While only a trickle of voters showed up in some Algerian districts, national television showed longer queues elsewhere, leading some online commentators to wonder "how much they have been paid".

Others suggested that Algerian soldiers dressed in civilian clothes had been sent to the polling stations by the army command, which is counting on a high turnout of voters to support its case that the elections are legitimate.

Two hours after the start of voting, turnout stood at 7.9 percent of the 24 million eligible voters, said the electoral authority - a "respectable" level according to its president Mohamed Charfi.

"I am voting because I am afraid that the country will get mired in the crisis," said Karim, a 28-year-old civil servant.

Mahdid Saadi, a 76-year-old retired man, showed off his voter card with many stamps and said: "I have always voted and I still vote today, it is a duty".

Other Algerians were of a different mind on Thursday - as the voting process got underway, protesters began to mobilise. Two polling stations were ransacked in the disaffected Kabylie region, home to much of Algeria's Berber ethnic minority, residents said.
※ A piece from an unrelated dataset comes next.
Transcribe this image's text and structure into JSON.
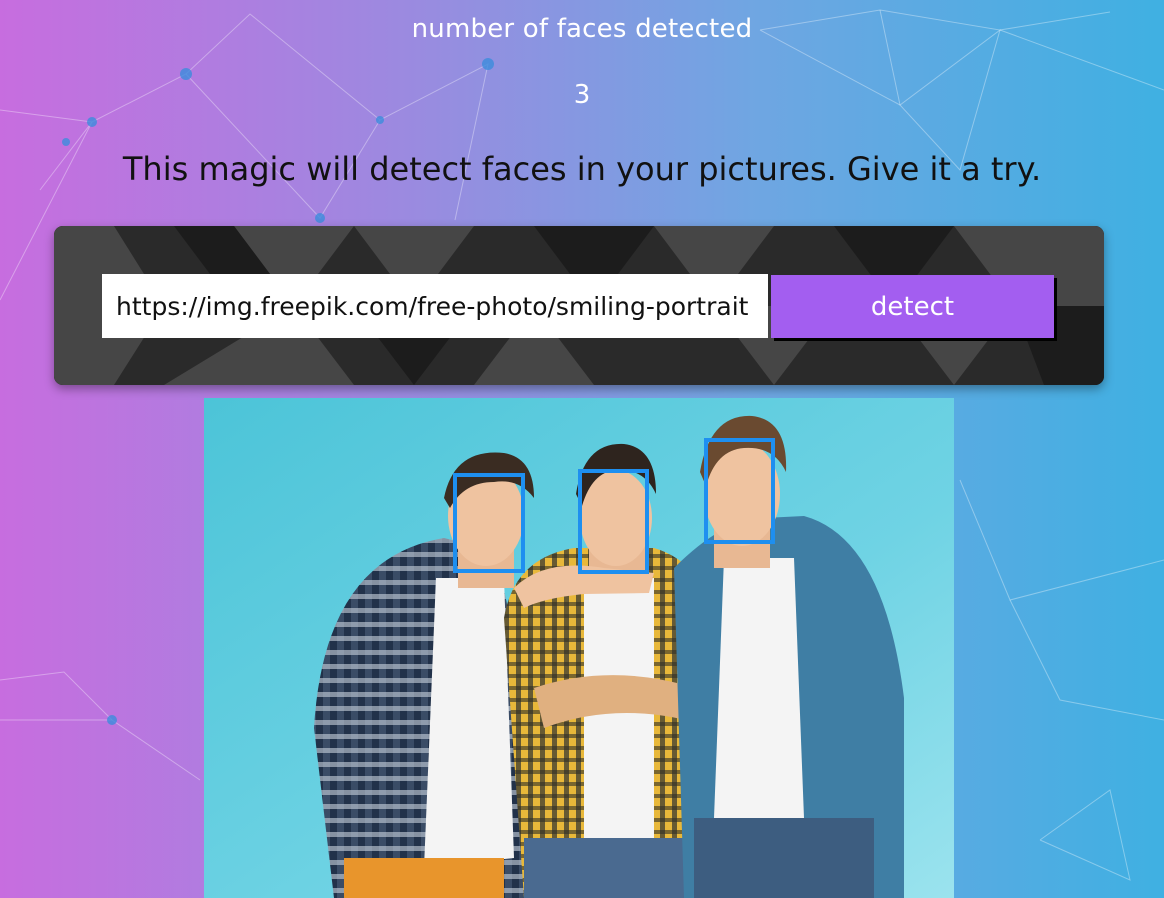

They "ransacked the ballot boxes and destroyed part of the electoral lists" in the mountainous region's city of Bejaia, said one witness contacted by AFP from Algiers. Videos spread on social media showed protesters in Bejaia storming a voting station and tossing ballot papers into the air.

Elsewhere in Kabylie, a large crowd surrounded a polling station in the city of Tizi Ouzou, where all voting was suspended, and protesters also took to the streets of Bouira, witnesses said.
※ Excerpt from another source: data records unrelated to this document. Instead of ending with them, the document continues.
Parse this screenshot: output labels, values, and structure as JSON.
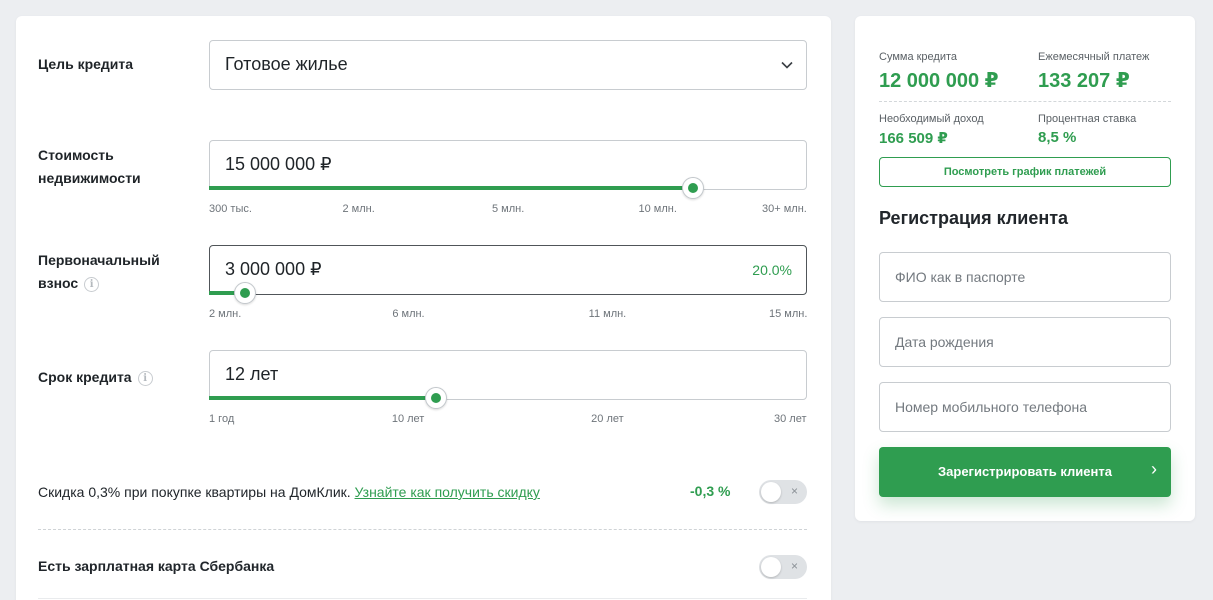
{
  "calculator": {
    "purpose": {
      "label": "Цель кредита",
      "value": "Готовое жилье"
    },
    "property_price": {
      "label_line1": "Стоимость",
      "label_line2": "недвижимости",
      "value": "15 000 000 ₽",
      "slider_fraction": 0.81,
      "ticks": [
        "300 тыс.",
        "2 млн.",
        "5 млн.",
        "10 млн.",
        "30+ млн."
      ]
    },
    "down_payment": {
      "label_line1": "Первоначальный",
      "label_line2": "взнос",
      "info_icon": "i",
      "value": "3 000 000 ₽",
      "percent": "20.0%",
      "slider_fraction": 0.06,
      "ticks": [
        "2 млн.",
        "6 млн.",
        "11 млн.",
        "15 млн."
      ]
    },
    "term": {
      "label": "Срок кредита",
      "info_icon": "i",
      "value": "12 лет",
      "slider_fraction": 0.38,
      "ticks": [
        "1 год",
        "10 лет",
        "20 лет",
        "30 лет"
      ]
    },
    "discount": {
      "text": "Скидка 0,3% при покупке квартиры на ДомКлик.",
      "link": "Узнайте как получить скидку",
      "value": "-0,3 %",
      "toggle_icon": "×",
      "enabled": false
    },
    "salary_card": {
      "text": "Есть зарплатная карта Сбербанка",
      "toggle_icon": "×",
      "enabled": false
    }
  },
  "summary": {
    "loan_amount_label": "Сумма кредита",
    "loan_amount": "12 000 000 ₽",
    "monthly_payment_label": "Ежемесячный платеж",
    "monthly_payment": "133 207 ₽",
    "required_income_label": "Необходимый доход",
    "required_income": "166 509 ₽",
    "rate_label": "Процентная ставка",
    "rate": "8,5 %",
    "schedule_button": "Посмотреть график платежей"
  },
  "registration": {
    "title": "Регистрация клиента",
    "name_placeholder": "ФИО как в паспорте",
    "birthdate_placeholder": "Дата рождения",
    "phone_placeholder": "Номер мобильного телефона",
    "submit_label": "Зарегистрировать клиента",
    "submit_icon": "›"
  },
  "colors": {
    "accent": "#2f9d50",
    "background": "#eceef1",
    "panel": "#ffffff"
  }
}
Protesters also took to the streets in the town of Haizer chanting "No vote". 

Kabylie has a long history of opposition to the central government but Thursday's presidential vote was unpopular across much of the country.

The "Hirak" street movement kicked off when Bouteflika, 82, announced in February he would seek a fifth term in office.

Since then protesters have stayed on the streets for more than 40 weeks, demanding the total dismantling of the system that has ruled Algeria since independence from France in 1962.

'The Bouteflika system'

The military high command, which long wielded power from the shadows, has been forced to take a more visible role and has pushed for the election as a way to resolve the political crisis.

Demonstrators have also directed their ire at the powerful army chief Ahmed Gaid Salah, who has emerged as Algeria's de facto strongman.

A previous poll set for July was scrapped for lack of viable candidates and interim president Abdelkader Bensalah's term technically ended five months ago.

Given the broad opposition, the five candidates have run low-key campaigns, usually under heavy police protection and often being drowned out by hecklers. All of them in the past either supported Bouteflika or participated in his government.

This week saw Algerian courts hand down heavy jail sentences in high-profile corruption trials for two other former prime ministers, Ahmed Ouyahia and Abdelmalek Sellal.

But even those verdicts did little to win over the protesters, who see the trials as little more than a high-level purge in a struggle between still-powerful regime insiders.

Protests have been illegal in Algiers since 2001 and police have only tolerated weekly Hirak protests on Fridays and student marches on Tuesdays.

Wednesday marked the anniversary of the outbreak of major demonstrations against French colonial power in Algeria in 1960, and calls online urged protesters to converge on the Algiers square commemorating it.

Meriem, a 62-year-old Algiers resident, marched with her daughter and daughter-in-law brandishing red cards to oppose the election.

"I'm marching to say no to the vote," she said, "no to the Bouteflika system without Bouteflika."